Town Administrator and Director of Emergency and Risk Management Michael Purcaro said that the town plans to partner with other communities in the future to conduct regional training for otherwise extremely costly exercises, such as mass casualty events.

“To be able to carry out such an exercise with multiple players in multiple places simultaneously would greatly enhance preparedness training across the region, state, and nation,” he said. “This game-changing technology exponentially enhances EMTs’ and emergency medical responders’ capabilities.”

One goal, Wallace said, is to make critical training more accessible to attract a skilled first responder workforce.

During a demonstration Wednesday at the fire station, the training simulation showed step-by-step what first responders should be doing when faced with certain situations.

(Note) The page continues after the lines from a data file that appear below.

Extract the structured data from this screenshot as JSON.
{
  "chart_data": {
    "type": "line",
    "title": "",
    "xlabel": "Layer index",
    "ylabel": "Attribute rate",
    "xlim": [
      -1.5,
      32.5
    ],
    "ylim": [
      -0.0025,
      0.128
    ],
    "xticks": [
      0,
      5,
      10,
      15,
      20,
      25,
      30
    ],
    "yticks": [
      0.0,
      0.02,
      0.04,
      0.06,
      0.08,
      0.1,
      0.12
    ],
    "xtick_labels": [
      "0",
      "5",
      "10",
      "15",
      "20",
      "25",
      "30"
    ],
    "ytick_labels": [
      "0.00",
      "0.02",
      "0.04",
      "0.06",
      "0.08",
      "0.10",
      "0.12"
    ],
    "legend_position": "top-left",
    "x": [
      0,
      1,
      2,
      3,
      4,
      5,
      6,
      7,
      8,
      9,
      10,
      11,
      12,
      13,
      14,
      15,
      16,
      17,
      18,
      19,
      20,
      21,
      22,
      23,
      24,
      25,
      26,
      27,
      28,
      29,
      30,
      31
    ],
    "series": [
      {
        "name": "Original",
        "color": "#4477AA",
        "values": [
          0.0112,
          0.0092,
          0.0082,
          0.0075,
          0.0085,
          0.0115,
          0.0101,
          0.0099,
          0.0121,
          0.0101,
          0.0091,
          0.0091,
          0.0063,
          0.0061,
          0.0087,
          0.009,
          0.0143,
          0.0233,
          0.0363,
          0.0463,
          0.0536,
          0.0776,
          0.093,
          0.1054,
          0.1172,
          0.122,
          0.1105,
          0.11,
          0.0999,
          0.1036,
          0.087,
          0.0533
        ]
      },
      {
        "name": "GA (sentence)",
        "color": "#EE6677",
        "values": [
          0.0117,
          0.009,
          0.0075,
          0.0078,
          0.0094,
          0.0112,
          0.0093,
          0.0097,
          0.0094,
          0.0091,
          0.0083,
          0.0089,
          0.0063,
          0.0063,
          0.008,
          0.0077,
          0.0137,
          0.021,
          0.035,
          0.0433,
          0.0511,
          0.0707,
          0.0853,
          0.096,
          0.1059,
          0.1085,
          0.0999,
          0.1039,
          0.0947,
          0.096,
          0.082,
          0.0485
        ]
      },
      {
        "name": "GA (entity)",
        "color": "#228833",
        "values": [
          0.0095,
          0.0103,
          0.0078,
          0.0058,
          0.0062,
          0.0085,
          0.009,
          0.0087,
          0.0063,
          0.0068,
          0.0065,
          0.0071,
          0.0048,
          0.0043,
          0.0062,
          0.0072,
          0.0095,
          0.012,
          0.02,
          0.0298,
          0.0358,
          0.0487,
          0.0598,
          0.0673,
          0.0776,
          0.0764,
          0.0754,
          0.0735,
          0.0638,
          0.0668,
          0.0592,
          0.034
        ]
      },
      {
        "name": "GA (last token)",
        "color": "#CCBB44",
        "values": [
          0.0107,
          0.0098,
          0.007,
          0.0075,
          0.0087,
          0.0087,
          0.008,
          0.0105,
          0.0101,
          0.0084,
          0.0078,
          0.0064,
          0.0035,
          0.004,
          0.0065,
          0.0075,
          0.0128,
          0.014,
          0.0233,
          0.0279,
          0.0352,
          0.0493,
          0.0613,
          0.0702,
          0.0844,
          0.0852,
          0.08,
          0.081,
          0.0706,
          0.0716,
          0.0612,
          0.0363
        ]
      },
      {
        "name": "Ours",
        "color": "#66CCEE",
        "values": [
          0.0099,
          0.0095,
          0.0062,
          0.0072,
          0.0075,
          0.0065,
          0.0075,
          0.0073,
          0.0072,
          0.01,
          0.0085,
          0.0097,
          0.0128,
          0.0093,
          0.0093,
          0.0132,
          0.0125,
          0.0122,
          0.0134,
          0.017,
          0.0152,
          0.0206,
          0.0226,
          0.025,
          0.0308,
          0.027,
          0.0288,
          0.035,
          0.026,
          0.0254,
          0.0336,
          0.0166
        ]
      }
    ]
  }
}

The program provides real-time instruction and feedback for each action taken, such as going too fast or too slow when doing chest compressions during CPR in the cardiac arrest simulation. The data collected is then examined by the student and their teacher to determine what is done correctly and which areas need improvement.

Grading follows the same standards as the national EMS education standards, Wallace said.

“It’s like a modern apprenticeship,” he said. “It’s going to be on the front edge of education.”

Wallace said that since the technology runs on WiFi, it can be updated immediately, noting that the next generation of first responders are growing up with burgeoning technology and are more used to it than others.